Furthermore, studies to characterize and quantify the microbial colonies on the face mask and determine the incidence of autoinoculation of such colonies are mandatory. The pathophysiologic mechanisms for the development of a dysbiotic microbiome should be elucidated [24]. Further, the role of mucins are to be investigated, as D'Souza et al. have presented the only results on the subject, without a clear pathophysiological explanation.

Long-term consequences of face mask use, especially in health care workers and patients with previous alterations of the ocular surface should be investigated, as up till now research has focused on short term effects. Preventive measures and possible treatments should be acknowledged. In this regard, supplementation with pre- and probiotics may present as a feasible and cost-effective approach to restore the microbiota and prevent ocular surface diseases.

11. Conclusions

As the current trends in the COVID-19 pandemic indicate the need for continued mask usage, at least in some settings or in cases of future pandemics, we are likely to observe an increase in ocular symptoms secondary to face mask use. Thus, greater knowledge of this condition and the possible underlying mechanisms will help us treat this condition more appropriately and design prevention strategies, particularly for more susceptible patients.

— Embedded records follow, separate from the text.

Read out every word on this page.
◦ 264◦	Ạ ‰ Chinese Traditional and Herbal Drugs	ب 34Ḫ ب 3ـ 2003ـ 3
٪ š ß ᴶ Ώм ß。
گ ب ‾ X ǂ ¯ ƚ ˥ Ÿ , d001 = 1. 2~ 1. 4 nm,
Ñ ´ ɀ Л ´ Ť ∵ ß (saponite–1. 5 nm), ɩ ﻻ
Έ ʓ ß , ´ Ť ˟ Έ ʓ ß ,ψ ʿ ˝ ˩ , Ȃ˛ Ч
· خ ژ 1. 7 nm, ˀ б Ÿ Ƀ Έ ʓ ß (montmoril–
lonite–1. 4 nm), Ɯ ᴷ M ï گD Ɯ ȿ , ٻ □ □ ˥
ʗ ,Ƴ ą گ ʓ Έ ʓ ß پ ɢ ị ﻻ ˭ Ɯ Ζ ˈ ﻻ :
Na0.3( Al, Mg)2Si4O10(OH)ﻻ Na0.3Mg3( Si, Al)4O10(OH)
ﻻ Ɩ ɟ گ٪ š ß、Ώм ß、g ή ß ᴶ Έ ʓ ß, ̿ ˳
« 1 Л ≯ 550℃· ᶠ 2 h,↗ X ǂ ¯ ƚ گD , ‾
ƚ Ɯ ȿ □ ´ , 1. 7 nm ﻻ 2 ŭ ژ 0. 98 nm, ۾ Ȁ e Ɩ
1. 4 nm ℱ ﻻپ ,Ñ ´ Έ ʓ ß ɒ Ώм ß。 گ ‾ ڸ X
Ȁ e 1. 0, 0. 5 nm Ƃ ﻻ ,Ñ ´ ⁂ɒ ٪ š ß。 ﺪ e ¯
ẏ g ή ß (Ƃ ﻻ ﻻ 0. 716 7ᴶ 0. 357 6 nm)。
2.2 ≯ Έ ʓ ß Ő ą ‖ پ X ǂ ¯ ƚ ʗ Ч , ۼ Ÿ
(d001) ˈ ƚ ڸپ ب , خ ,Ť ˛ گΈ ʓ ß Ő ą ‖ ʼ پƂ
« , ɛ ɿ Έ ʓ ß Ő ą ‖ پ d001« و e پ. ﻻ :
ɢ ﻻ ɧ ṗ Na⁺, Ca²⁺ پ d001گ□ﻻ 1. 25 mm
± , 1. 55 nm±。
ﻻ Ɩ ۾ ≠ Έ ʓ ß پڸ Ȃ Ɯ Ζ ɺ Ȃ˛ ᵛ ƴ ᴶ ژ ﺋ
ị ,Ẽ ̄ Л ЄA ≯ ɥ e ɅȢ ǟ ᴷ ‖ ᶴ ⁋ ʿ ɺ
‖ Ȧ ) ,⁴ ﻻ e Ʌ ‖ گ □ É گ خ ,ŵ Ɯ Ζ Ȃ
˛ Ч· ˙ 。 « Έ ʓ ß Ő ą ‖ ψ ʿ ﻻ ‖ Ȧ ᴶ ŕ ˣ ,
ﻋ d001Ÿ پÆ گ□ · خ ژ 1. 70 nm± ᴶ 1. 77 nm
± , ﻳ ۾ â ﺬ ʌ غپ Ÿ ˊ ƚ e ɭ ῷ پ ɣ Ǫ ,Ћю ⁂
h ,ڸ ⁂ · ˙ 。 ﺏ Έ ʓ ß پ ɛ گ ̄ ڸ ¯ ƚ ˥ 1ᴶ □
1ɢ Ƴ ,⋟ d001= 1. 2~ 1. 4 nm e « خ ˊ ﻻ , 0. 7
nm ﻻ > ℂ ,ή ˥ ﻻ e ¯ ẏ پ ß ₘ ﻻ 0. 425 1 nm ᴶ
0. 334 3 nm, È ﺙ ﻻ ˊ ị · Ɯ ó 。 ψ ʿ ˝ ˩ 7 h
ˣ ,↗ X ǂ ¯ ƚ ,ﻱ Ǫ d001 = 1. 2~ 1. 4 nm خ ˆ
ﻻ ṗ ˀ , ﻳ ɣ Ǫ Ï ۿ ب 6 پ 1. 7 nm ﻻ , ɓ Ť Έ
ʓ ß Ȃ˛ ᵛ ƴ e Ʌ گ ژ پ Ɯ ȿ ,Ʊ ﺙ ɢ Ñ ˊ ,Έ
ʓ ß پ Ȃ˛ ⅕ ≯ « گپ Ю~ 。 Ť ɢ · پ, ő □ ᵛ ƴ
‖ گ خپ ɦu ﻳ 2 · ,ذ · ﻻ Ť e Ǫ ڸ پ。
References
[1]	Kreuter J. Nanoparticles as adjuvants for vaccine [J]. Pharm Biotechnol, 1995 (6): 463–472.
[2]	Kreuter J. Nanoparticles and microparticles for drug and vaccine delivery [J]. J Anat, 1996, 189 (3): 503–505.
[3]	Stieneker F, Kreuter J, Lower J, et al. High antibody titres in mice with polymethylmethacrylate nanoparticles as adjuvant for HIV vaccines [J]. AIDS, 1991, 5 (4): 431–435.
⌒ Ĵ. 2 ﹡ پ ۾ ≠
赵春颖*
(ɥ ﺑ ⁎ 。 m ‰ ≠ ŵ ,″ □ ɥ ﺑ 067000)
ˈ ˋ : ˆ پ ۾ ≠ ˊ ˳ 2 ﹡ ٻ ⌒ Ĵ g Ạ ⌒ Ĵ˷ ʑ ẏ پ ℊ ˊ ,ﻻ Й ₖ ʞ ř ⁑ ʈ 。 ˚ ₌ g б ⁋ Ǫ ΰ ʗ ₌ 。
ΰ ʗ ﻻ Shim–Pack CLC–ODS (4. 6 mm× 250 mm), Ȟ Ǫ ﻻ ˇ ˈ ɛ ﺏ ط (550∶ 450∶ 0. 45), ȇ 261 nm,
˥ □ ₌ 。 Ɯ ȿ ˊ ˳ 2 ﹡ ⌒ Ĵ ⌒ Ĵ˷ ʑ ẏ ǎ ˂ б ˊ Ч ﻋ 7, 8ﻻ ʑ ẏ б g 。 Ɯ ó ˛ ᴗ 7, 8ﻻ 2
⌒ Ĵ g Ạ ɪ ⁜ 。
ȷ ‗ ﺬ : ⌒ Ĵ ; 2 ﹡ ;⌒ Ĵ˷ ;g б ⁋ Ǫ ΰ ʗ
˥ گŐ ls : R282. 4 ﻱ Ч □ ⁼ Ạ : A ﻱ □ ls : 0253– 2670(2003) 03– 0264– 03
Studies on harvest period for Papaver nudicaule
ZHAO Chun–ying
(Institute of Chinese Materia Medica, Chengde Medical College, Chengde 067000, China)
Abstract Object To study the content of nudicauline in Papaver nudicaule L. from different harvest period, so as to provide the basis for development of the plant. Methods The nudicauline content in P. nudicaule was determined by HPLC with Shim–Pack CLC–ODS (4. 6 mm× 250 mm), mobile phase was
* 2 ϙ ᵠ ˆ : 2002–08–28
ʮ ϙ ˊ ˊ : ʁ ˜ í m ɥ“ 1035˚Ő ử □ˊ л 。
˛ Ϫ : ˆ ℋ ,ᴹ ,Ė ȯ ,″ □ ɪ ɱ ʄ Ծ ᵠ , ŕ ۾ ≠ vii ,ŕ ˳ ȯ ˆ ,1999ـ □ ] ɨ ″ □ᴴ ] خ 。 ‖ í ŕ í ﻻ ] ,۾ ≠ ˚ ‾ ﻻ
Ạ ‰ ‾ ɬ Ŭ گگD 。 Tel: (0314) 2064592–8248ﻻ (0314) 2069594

The rise in complaints of dry eye symptoms during the COVID-19 pandemic is most likely multifactorial. In addition, face masks may have different effects in different individuals. Multiple variables may be involved in the magnitude of the effect of face-masks on the ocular surface, such as dry eye disease severity, concomitant ocular pathologies, air humidity, hours with face-mask and type of face-mask [88]. Effects of long-term use of face mask on the ocular surface are still unknown as is the impact on visual, physical, and psychological functioning.

Despite common MADE symptoms in many patients, frequent wearing of face masks should not be dissuaded, as it is a crucial protective factor against COVID-19 and other respiratory viruses’ transmission. Instead, awareness among ophthalmologists of this condition and possible measures should be increased.